Progres pembangunan Pasar Banyuwangi dan Asrama Inggrisan mencapai 90 persen
Progres pembangunan Pasar Banyuwangi dan Asrama Inggrisan mencapai 90 persen.

Banyuwangi, blok-a.com – Progres pembangunan Pasar Banyuwangi dan Asrama Inggrisan yang terletak di pusat kota Banyuwangi telah mencapai 90 persen. Dua bangunan yang disiapkan menjadi destinasi wisata heritage dan kuliner tersebut saat ini tengah direvitaliasi oleh Kementerian PU.

“Progress dan hasilnya cukup bagus. Kita berharap ini bisa menjadi destinasi baru, khususnya heritage dan kuliner,” ujar Asisten Pemerintah dan Kesejahteraan Rakyat Kabupaten Banyuwangi, M. Yanuar Bramuda, saat meninjau pembangunan pasar pada Rabu (21/1/2026) kemarin.

Turut serta dalam kegiatan tersebut, Kepala Dinas Koperasi Usaha Mikro dan Perdagangan, Nanin Oktaviantie, Kepala Dinas Perhubungan I Komang Sudira Admaja, serta beberapa pejabat Pemkab, didampingi penanggungjawab pelaksana pembangunan pasar.
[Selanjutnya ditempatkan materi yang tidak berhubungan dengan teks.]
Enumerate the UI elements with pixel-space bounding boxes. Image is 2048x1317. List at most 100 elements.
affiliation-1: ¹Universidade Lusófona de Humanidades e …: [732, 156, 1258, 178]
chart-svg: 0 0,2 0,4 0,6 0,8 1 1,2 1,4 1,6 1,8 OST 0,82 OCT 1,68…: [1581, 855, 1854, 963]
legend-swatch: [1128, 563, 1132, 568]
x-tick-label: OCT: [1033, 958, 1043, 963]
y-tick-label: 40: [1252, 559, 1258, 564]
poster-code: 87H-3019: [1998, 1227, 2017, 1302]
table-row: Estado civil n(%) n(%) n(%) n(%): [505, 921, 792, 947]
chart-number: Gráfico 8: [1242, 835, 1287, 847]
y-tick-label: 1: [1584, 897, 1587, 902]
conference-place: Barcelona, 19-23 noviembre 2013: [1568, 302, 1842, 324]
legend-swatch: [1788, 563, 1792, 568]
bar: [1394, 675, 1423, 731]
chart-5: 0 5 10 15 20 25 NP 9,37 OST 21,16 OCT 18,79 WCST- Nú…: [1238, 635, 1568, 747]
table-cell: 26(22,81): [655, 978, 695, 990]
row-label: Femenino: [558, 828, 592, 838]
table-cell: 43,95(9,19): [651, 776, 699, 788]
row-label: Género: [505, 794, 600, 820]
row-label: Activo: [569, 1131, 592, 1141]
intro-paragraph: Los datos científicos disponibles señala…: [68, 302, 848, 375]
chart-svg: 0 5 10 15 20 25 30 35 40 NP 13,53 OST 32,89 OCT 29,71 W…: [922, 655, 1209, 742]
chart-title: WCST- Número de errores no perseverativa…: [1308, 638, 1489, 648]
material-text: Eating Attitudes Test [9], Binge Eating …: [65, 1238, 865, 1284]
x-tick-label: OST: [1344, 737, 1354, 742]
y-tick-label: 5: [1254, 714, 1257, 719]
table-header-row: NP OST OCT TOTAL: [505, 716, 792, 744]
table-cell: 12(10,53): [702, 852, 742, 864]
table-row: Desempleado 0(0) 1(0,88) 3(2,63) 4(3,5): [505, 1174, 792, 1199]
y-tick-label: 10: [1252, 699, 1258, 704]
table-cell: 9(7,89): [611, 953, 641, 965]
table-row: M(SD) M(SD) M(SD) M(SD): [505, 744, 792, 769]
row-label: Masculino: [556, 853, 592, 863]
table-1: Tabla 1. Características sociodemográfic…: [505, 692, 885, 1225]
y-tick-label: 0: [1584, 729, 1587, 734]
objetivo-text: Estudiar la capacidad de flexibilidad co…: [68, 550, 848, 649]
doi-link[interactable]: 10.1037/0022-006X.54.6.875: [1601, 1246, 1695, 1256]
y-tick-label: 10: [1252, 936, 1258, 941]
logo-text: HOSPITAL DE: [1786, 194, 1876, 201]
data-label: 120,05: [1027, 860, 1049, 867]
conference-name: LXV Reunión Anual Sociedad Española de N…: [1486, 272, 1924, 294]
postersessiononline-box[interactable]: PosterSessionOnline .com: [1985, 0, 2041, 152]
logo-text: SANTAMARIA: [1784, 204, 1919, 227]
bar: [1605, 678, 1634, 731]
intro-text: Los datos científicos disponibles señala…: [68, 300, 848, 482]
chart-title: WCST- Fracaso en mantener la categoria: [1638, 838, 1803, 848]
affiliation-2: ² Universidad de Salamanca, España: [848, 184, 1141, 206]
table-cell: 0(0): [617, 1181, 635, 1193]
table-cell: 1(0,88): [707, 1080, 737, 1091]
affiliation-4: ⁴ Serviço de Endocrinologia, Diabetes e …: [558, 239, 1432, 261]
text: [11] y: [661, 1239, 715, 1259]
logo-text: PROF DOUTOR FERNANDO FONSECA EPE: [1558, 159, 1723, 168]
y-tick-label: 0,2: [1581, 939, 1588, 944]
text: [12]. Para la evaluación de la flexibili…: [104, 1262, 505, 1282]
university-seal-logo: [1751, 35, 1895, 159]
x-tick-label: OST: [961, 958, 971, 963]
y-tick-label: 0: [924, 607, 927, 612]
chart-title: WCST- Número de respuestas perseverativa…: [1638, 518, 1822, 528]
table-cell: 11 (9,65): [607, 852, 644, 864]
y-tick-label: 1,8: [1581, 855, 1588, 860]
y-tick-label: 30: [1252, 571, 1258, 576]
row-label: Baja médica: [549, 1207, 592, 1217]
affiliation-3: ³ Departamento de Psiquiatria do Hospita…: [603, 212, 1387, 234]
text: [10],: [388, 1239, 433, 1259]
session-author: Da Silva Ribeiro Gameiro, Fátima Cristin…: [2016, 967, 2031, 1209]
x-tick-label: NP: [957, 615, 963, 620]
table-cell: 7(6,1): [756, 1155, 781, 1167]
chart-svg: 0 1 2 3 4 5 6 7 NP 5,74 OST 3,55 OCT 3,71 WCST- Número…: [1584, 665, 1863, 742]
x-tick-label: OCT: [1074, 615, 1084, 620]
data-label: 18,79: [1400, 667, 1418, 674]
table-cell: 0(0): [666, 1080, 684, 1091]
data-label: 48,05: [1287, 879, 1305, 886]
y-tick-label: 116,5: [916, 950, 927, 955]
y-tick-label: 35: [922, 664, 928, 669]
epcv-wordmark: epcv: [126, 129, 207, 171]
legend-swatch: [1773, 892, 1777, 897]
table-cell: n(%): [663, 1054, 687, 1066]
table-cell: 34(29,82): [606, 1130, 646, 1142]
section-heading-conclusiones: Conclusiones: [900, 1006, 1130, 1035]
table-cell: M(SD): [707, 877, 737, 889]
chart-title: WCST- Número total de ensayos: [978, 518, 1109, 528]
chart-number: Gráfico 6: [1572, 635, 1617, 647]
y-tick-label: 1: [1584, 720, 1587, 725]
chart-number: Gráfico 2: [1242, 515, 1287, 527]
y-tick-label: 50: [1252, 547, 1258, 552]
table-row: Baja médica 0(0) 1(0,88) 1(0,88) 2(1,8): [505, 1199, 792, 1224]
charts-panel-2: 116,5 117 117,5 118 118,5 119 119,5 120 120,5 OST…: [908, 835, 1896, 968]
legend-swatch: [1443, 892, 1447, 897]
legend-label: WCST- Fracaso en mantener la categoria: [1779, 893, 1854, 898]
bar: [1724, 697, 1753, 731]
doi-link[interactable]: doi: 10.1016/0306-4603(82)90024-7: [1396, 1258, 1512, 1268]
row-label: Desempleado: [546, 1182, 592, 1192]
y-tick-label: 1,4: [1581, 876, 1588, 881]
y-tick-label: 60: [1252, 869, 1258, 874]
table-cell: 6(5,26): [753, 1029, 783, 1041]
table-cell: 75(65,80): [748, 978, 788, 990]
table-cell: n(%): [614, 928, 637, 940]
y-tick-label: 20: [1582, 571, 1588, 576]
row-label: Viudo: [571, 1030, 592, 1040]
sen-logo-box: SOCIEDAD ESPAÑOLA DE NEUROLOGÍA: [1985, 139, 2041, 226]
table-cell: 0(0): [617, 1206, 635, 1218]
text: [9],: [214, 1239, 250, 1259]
Pasar Banyuwangi akan menjadi pasar tradisional dengan konsep modern dan ikonik. Selain didesain memiliki gedung utama yang terdiri atas dua lantai dengan arsitektur khas Osing, Banyuwangi. Pasar juga akan dibagi menjadi beberapa area, seperti pasar basah, pasar kering, dan area kuliner yang dilengkapi dengan gedung parkir.

Sementara Asrama Inggrisan yang merupakan salah satu obyek cagar budaya, juga direvitalisasi sesuai ketentuan perundangan yang mengatur tentang cagar budaya. Orisinalitas bangunannya akan tetap dipertahankan. Nantinya, tempat tersebut akan menjadi destinasi wisata sejarah dan edukasi yang semakin meningkatkan daya tarik wisatawan.

Asrama Inggrisan merupakan komplek perkantoran telegraf yang menjadi penghubung dunia. Pada 1871, untuk pertama kalinya, Benua Eropa dan Australia terhubung oleh kabel telegraf bawah laut. Di mana saat itu, Banyuwangi menjadi titik penghubungnya.

Dua gedung ini diharapkan bisa menunjang daya tarik menarik wisatawan untuk lebih betah tinggal di Banyuwangi.

“Kami berharap pembangunan gedung segera dirampungkan dan bisa dipergunakan, agar nantinya dapat membawa rejeki lebih bagi para pedagang,” tutup Bramuda. (pel/gni).